Zimbabweans have the unusual custom of naming their children after important events or emotions they experienced at the time of the child’s birth. In 2004, for example, when the swimmer Kirsty Leigh Coventry represented Zimbabwe in the Athens Olympic Games, a great many newborns were named Backstroke, denoting the event which won her a gold medal. A young waitress I met at the Victoria Falls Hotel explained that her name was “Happiness” because that is what her parents had felt when, after many years of trying to have children, she was born. Things were decidedly different when her youngest brother – the last of seven children – was born unexpectedly many years later. His name was Hardship.
I met Everlasting Hope while rounding on the general medical wards of Parirenyatwa Hospital during the two weeks I spent in Harare, Zimbabwe in August 2016 as part of Western Connecticut Health Network’s Global Health Program. I remember being immediately captivated by the biblical proportions of the name, eager to hear the story behind it. Regrettably, I never got the chance. Everlasting Hope, a thirty-four-year-old woman, had been admitted the day before after suffering a massive stroke that left her unable to speak, unable to swallow, and unable to move her entire right side. Her communication was limited to a series of desperate blinks and hand gestures which frustrated both of us.
Everlasting Hope’s hospital care consisted of one liter of intravenous fluid per day, and oral blood pressure medications and aspirin, neither of which she could swallow. Not surprisingly, her condition progressively deteriorated and she died four days after being admitted. I remember explaining to the American medical students in the program with me that her care would have been very different had she been admitted to a modern, multidisciplinary stroke unit. She would have received nutrition through a feeding tube, medicines to prevent blood clots, telemetry monitoring to assess for life threatening cardiac arrhythmias and daily speech and physical therapy. More importantly, I explained, in a less resource-constrained medical environment, Everlasting Hope may never have had the stroke because her high blood pressure and high cholesterol would, hopefully, have been diagnosed and treated early.

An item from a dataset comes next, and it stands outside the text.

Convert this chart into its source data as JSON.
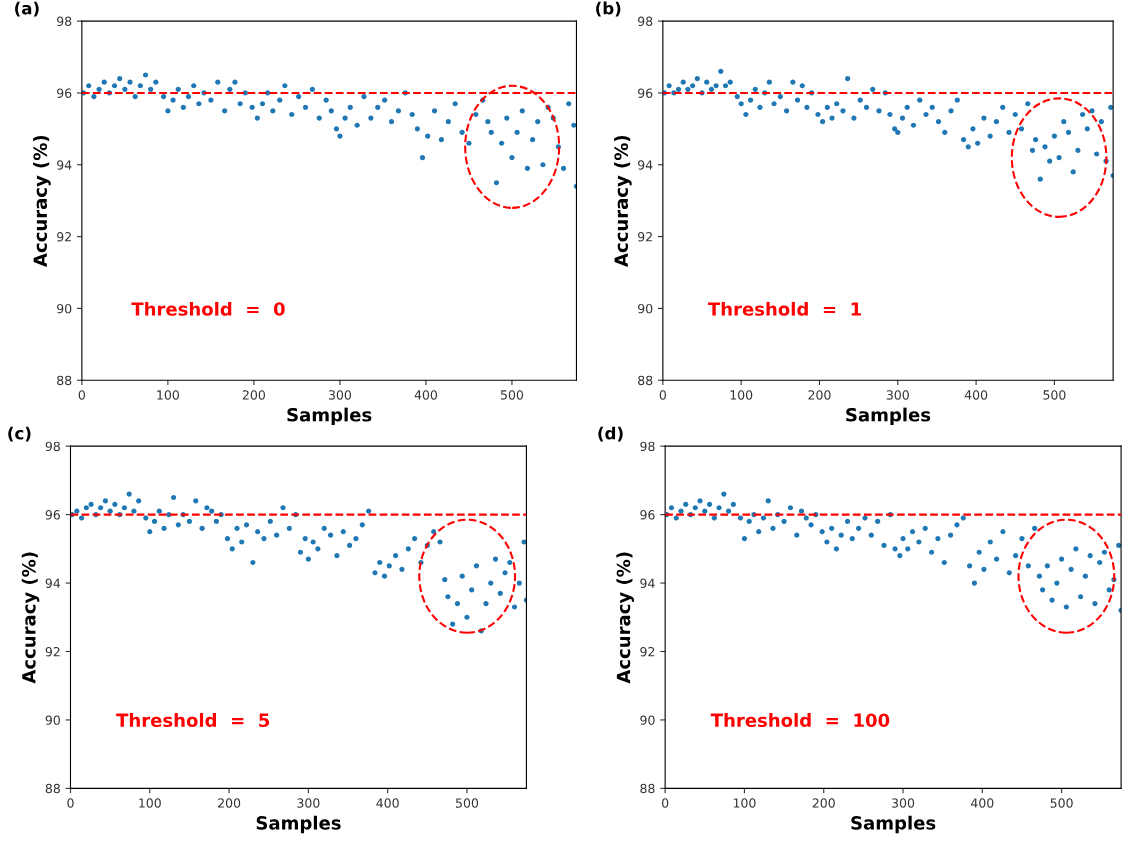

I returned to Connecticut a few days later, preoccupied. As Chairman of the Department of Medicine at Danbury and New Milford Hospitals, much of my job involves finding ways to continuously improve the prevailing systems and processes in place to care for patients. Since my return from Zimbabwe, whilst considering these issues, I find myself no longer thinking just about the patients in the hospitals and communities that my organization serves in Northwestern Connecticut. I think about Everlasting Hope and the countless other patients like her at Parirenyatwa Hospital. How, I constantly wonder, do we build better systems and processes that could be implemented there, so that patients like Everlasting Hope have a chance for a better outcome?
And this, perhaps, is the greatest value of global health: it expands the boundaries of what we, as physicians, consider to be “our” medical community. After witnessing, firsthand, the devastating impact that globalization can have on vulnerable populations in a cost-constrained medical environment, the mission of global health has become personal for me. It is no longer about bringing healthcare equity to nameless, faceless people on a distant continent across the sea. It is about dear colleagues and patients with whimsical names and warm, toothy smiles, whose stories I know and suffering I have, however briefly, shared. For me, it will also always be about Everlasting Hope. Wherever my future adventures in global health take me, I know that her story and her name, with its latent promise that better times must lie ahead, will guide me.